Strict traditionalists would eschew any ingredients beyond the basic batter; Matt’s not that hidebound.  He”ll add select savory items to his batter, as he did last Sunday…..

Matt’s Sunday Corn Bread

1 cup all purpose flour

1 cup corn meal

1 tsp baking powder

1/2 tsp salt

2 eggs

1 cup milk

1 Tbsp butter, softened

1 1/4 cups sharp cheddar cheese, grated

2-4 jalapeno peppers, chopped and seeded

Heat Oven to 375.  Grease an 8 inch square pan.  Combine all ingredients in medium bowl.  Mix well, and pour into prepared pan.  Bake 25 minutes until lightly browned.

We enjoyed this warm, cut in squares and served along side chili-braised short ribs for Sunday dinner.
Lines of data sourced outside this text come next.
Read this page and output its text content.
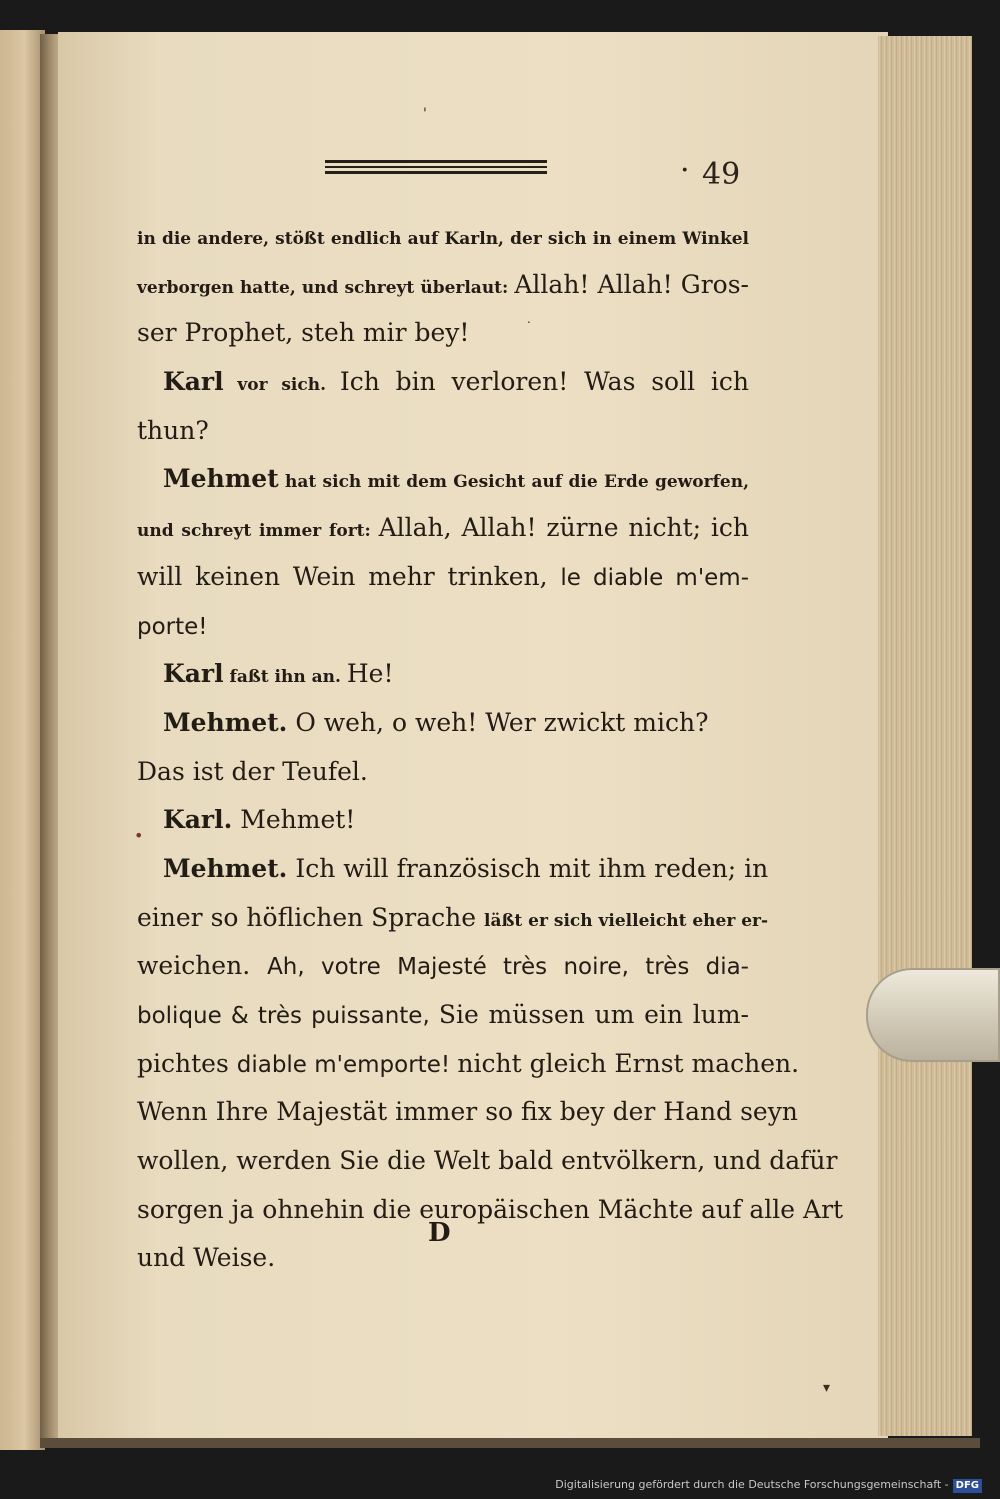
· 49
in die andere, stößt endlich auf Karln, der sich in einem Winkel
verborgen hatte, und schreyt überlaut: Allah! Allah! Gros-
ser Prophet, steh mir bey!
Karl vor sich. Ich bin verloren! Was soll ich
thun?
Mehmet hat sich mit dem Gesicht auf die Erde geworfen,
und schreyt immer fort: Allah, Allah! zürne nicht; ich
will keinen Wein mehr trinken, le diable m'em-
porte!
Karl faßt ihn an. He!
Mehmet. O weh, o weh! Wer zwickt mich?
Das ist der Teufel.
Karl. Mehmet!
Mehmet. Ich will französisch mit ihm reden; in
einer so höflichen Sprache läßt er sich vielleicht eher er-
weichen. Ah, votre Majesté très noire, très dia-
bolique & très puissante, Sie müssen um ein lum-
pichtes diable m'emporte! nicht gleich Ernst machen.
Wenn Ihre Majestät immer so fix bey der Hand seyn
wollen, werden Sie die Welt bald entvölkern, und dafür
sorgen ja ohnehin die europäischen Mächte auf alle Art
und Weise.
D
'
.
•
▾
Digitalisierung gefördert durch die Deutsche Forschungsgemeinschaft - DFG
The leftovers were great toasted for breakfast Monday morning.

How to Make Biscuits (After 20 years of trying)

Biscuits were a seemingly simple food that I never managed to make well.   Having married a southerner, this was particularly problematic.  He was raised on light, fluffy, perfect biscuits and my hockey pucks were a source of dread to us both.   In his defense, he, too, tried to duplicate the heavenly orbs of his youth without success, so he sympathized with me and recognized that biscuits were complicated.

This problem came to a bit of a head recently; husband invited a group of colleagues for a real southern meal (he’s frying chicken–stay tuned for future post on that).  To round out the meal with full authenticity, biscuits were required.   We considered ordering a tray from Jack McDavid of the Down Home Diner (whose biscuits are stellar),  but it just felt wrong.  I agreed to make that our plan B, but was determined to produce a bona fide biscuit in a dry-run batch the week before the party.

I searched several of my go-to sources for this type of cooking and found solid advice from Lauren Chattman’s Mom’s Big Book of Baking and Betty Crocker’s Cookbook.

I learned the following strategies:

1.  Use 1/2 cake flour and 1/2 all-purpose flour for lighter biscuits.
2.  Use buttermilk instead of milk for best flavor.
3.  For Drop Biscuits (I abhor rolling dough) increase the buttermilk or milk in recipe by 25%.
4.  Cut butter into dry ingredients quickly, either with a mixer, pastry cutter, or 2 knives–do not over work.  Dough should be crumbly chunks about the size of lentils, not a smooth gooey mass.
5.  When adding milk, stir in by hand.  After mixing, dough will have a more formed texture but will still be lumpy and a bit crumbly.
6.  Bake biscuits when butter is still in small, cold bits; this produces air pockets and makes for lightness and fluffiness.

I integrated several different recipes, followed that six pack of tips and came up with the following formula–which, I am delighted to say, was a success!

Finally Successful Drop Biscuits

6 TBS chilled butter cut in pieces
1 c all purpose flour
1 c cake flour
2 tsp baking powder
1/2 tsp baking soda
1/2 tsp salt
1 tsp sugar
1 cup buttermilk

Heat oven to 425.  Line cookie sheet w/ parchment.  Mix everything but buttermilk til small crumbs form.  Mix in buttermilk with spoon.  Drop by large spoonfuls on cookie sheet; each biscuit should contain about 1/3 cup dough.   Bake about 18 minutes til they are just beginning to brown.